The Programmes Officer said women were mostly affected due to vulnerability and said the informal sector experienced the worst cases.
“If you look around you will realize that a lot of people especially women go through a lot of harassment and violence and so we think if government ratifies this Convention, it will go a long way to contribute to addressing the menace”.
Mr Akuka therefore called on government to prioritize the ratification of the Convention during the 2021 ILO conference slated for June.
The Programmes Officer said when the convention was ratified it could contribute to achieving the Sustainable Development Goals (SDGs), especially goals five and eight which talk about gender equality, and decent work and economic growth respectively.
Mr Nicholas Azebire, the Regional Coordinator, Activista Ghana, said due to unemployment most young people were mostly harassed when searching for jobs especially in the informal sector.

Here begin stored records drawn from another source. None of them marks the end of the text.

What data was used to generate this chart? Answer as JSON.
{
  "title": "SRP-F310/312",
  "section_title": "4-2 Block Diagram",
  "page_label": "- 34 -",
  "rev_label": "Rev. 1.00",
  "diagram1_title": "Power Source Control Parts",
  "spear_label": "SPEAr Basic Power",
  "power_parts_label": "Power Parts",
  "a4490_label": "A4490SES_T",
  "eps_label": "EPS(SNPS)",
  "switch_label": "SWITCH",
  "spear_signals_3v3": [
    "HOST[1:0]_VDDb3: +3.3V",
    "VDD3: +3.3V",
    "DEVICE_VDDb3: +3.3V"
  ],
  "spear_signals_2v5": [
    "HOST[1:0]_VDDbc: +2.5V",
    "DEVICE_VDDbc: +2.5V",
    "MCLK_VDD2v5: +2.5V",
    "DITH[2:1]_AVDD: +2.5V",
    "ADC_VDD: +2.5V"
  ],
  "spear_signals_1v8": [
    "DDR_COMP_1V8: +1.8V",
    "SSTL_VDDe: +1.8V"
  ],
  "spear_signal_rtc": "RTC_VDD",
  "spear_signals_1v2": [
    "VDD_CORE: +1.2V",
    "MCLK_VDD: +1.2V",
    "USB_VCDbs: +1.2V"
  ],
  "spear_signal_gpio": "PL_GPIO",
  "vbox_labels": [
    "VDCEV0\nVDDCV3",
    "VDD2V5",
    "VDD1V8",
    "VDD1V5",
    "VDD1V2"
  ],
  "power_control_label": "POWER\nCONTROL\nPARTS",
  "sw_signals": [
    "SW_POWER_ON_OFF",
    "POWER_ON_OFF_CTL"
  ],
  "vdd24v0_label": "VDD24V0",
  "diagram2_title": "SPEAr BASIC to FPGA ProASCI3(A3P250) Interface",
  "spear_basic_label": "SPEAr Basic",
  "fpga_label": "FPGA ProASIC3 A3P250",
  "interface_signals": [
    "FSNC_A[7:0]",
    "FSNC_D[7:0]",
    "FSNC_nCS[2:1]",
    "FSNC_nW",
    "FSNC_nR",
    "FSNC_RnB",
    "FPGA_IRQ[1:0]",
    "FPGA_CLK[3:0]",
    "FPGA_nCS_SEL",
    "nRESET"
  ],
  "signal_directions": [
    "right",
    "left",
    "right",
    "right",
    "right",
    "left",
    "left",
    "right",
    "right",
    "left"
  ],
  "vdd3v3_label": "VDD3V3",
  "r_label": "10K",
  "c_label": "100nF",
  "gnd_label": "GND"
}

He said the future of the country was the youth and therefore it was imperative for stakeholders including government to take urgent steps to protect young people particularly those more vulnerable, and empower them to bring their knowledge and skills to develop the nation.
Mr Azebire said when the Convention was ratified it would strengthen the existing laws and regulations regarding decent work and make them operational to address the phenomenon.
Mr Samson Daadiya Abdulai, a member of the Activista Ghana, said Ghana was already a signatory to the Convention and its ratification would further cement Ghana’s respect for the rights of workers.